俺たちのする土下座と彼がやった土下座とは根底から、その精神性が違う。いわば全くの別物。さりとて、別物と割り切って、今までのように児戯のような土下座を繰り返すのか。あの真に胸に迫る土下座を目の当たりにして、ああいうのは俺たちには出来ないから、今までどおりやりましょうね、とできるのか。
男性は、新聞記事にも載っていた。彼の言ったとおり、息子を風呂場で溺死させてしまった父親のようだ。大切な命、掌中の珠を失った激情に駆られたあの土下座は金輪際なしえないものなのだろう。だが、仮にもドゲザーなどと名乗っている人間が、アレを一時的なもの、限定的なものとして、なかったことにするには、あまりにも鮮烈で、ショッキングなものだった。
「これからどうするんだ?」
奇しくも秋吉も俺と同じように、自身の方向性を見失っていたらしい。
「わからない。アレがいかに限定的なものだったとして、彼独自のものだったとして、あんな恐ろしいものを見せつけられたんだ。変わってしまうかもしれない」
ゆっくり自分の考えを反芻するように言葉にしてみたが、上滑りしているのが自分でもわかった。あの土下座が網膜に焼き付いていて、いまだその残像を振り払えていなかった。

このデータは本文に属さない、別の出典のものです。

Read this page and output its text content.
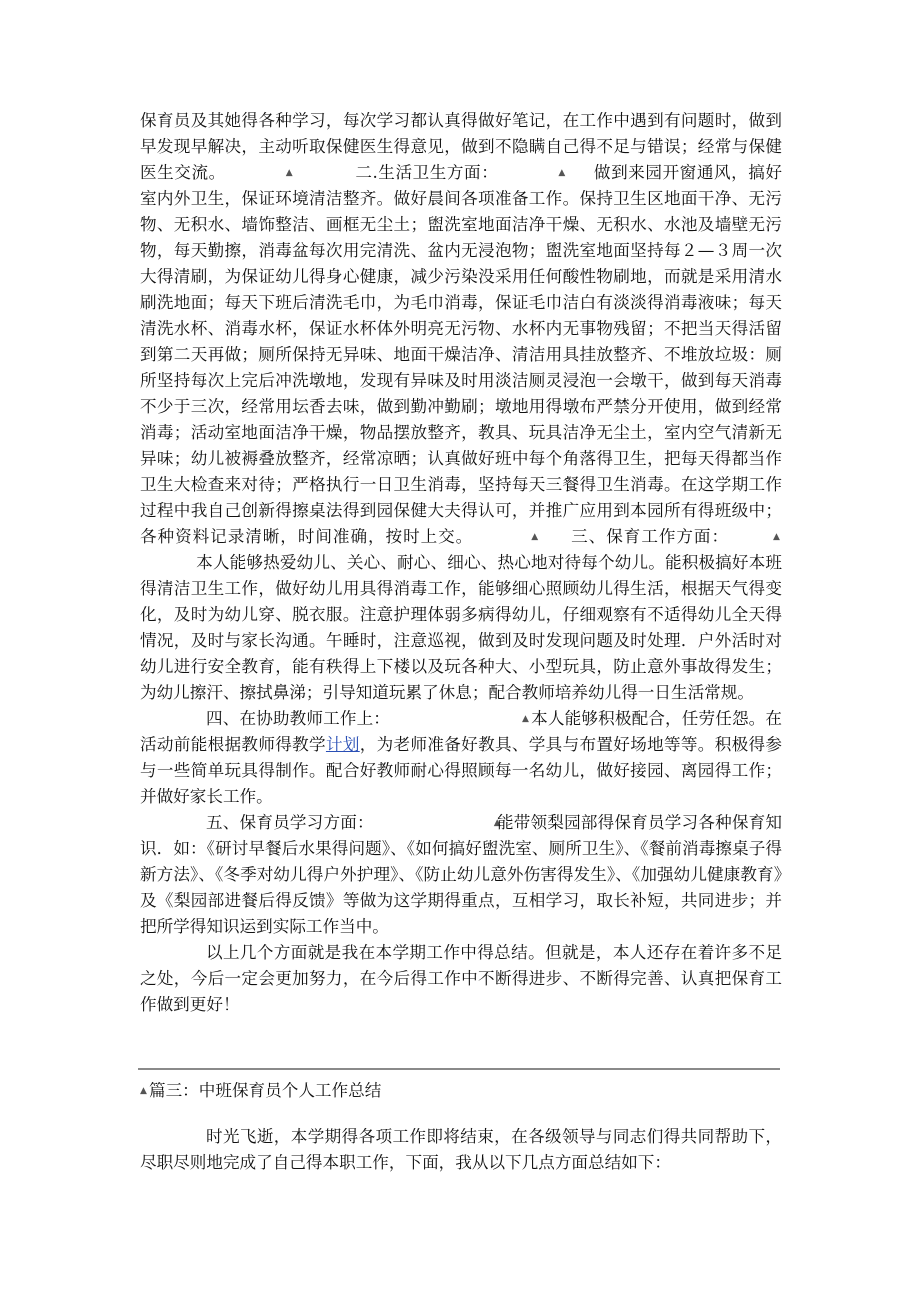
保育员及其她得各种学习，每次学习都认真得做好笔记，在工作中遇到有问题时，做到早发现早解决，主动听取保健医生得意见，做到不隐瞒自己得不足与错误；经常与保健医生交流。 ▲	二.生活卫生方面： ▲	做到来园开窗通风，搞好室内外卫生，保证环境清洁整齐。做好晨间各项准备工作。保持卫生区地面干净、无污物、无积水、墙饰整洁、画框无尘土；盥洗室地面洁净干燥、无积水、水池及墙壁无污物，每天勤擦，消毒盆每次用完清洗、盆内无浸泡物；盥洗室地面坚持每２—３周一次大得清刷，为保证幼儿得身心健康，减少污染没采用任何酸性物刷地，而就是采用清水刷洗地面；每天下班后清洗毛巾，为毛巾消毒，保证毛巾洁白有淡淡得消毒液味；每天清洗水杯、消毒水杯，保证水杯体外明亮无污物、水杯内无事物残留；不把当天得活留到第二天再做；厕所保持无异味、地面干燥洁净、清洁用具挂放整齐、不堆放垃圾：厕所坚持每次上完后冲洗墩地，发现有异味及时用淡洁厕灵浸泡一会墩干，做到每天消毒不少于三次，经常用坛香去味，做到勤冲勤刷；墩地用得墩布严禁分开使用，做到经常消毒；活动室地面洁净干燥，物品摆放整齐，教具、玩具洁净无尘土，室内空气清新无异味；幼儿被褥叠放整齐，经常凉晒；认真做好班中每个角落得卫生，把每天得都当作卫生大检查来对待；严格执行一日卫生消毒，坚持每天三餐得卫生消毒。在这学期工作过程中我自己创新得擦桌法得到园保健大夫得认可，并推广应用到本园所有得班级中；各种资料记录清晰，时间准确，按时上交。 ▲	三、保育工作方面：▲本人能够热爱幼儿、关心、耐心、细心、热心地对待每个幼儿。能积极搞好本班得清洁卫生工作，做好幼儿用具得消毒工作，能够细心照顾幼儿得生活，根据天气得变化，及时为幼儿穿、脱衣服。注意护理体弱多病得幼儿，仔细观察有不适得幼儿全天得情况，及时与家长沟通。午睡时，注意巡视，做到及时发现问题及时处理．户外活时对幼儿进行安全教育，能有秩得上下楼以及玩各种大、小型玩具，防止意外事故得发生；为幼儿擦汗、擦拭鼻涕；引导知道玩累了休息；配合教师培养幼儿得一日生活常规。

四、在协助教师工作上： ▲	本人能够积极配合，任劳任怨。在活动前能根据教师得教学计划，为老师准备好教具、学具与布置好场地等等。积极得参与一些简单玩具得制作。配合好教师耐心得照顾每一名幼儿，做好接园、离园得工作；并做好家长工作。

五、保育员学习方面： ▲	能带领梨园部得保育员学习各种保育知识．如：《研讨早餐后水果得问题》、《如何搞好盥洗室、厕所卫生》、《餐前消毒擦桌子得新方法》、《冬季对幼儿得户外护理》、《防止幼儿意外伤害得发生》、《加强幼儿健康教育》及《梨园部进餐后得反馈》等做为这学期得重点，互相学习，取长补短，共同进步；并把所学得知识运到实际工作当中。

以上几个方面就是我在本学期工作中得总结。但就是，本人还存在着许多不足之处，今后一定会更加努力，在今后得工作中不断得进步、不断得完善、认真把保育工作做到更好！

▲篇三：中班保育员个人工作总结

时光飞逝，本学期得各项工作即将结束，在各级领导与同志们得共同帮助下，尽职尽则地完成了自己得本职工作，下面，我从以下几点方面总结如下：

自分の身の振り方となると、何も思いつかなかった。
「俺は…… 俺はやめるよ」
「そうか」
平素なら、殴ってでも止めるような秋吉の考えにも、二の句を継げなかった。
「真面目に働いてみようかと思う」
「そうか。お前がそう思うなら、それで良いのかもしれないな。俺も…… いや、まだどうするかわからん」
「そうだろうな。正直、あんなの反則だろう。ドゲコンチャンピオンは俺が防衛するか、お前が奪うか、それ以外まったく念頭になかった。まさか」
そこで言葉を切った秋吉は、諦念の浮かんだ顔で、ゆっくりとかぶりを振った。
名古屋で降りていく彼の後姿を、ぼんやりと見送っていると、不意に寂寥を感じた。ヤツとはもうまみえることは無いのだろうか。そう思うと、終生のライバルたる彼のモラトリアムの終わりを、自分ごとのように寂しく思った。
半年後、地方のドゲザーイベントで彼のチン毛頭を見たときには、思わず抱きついて再会を喜び合った。
<了>
書いた方としては結構満足です。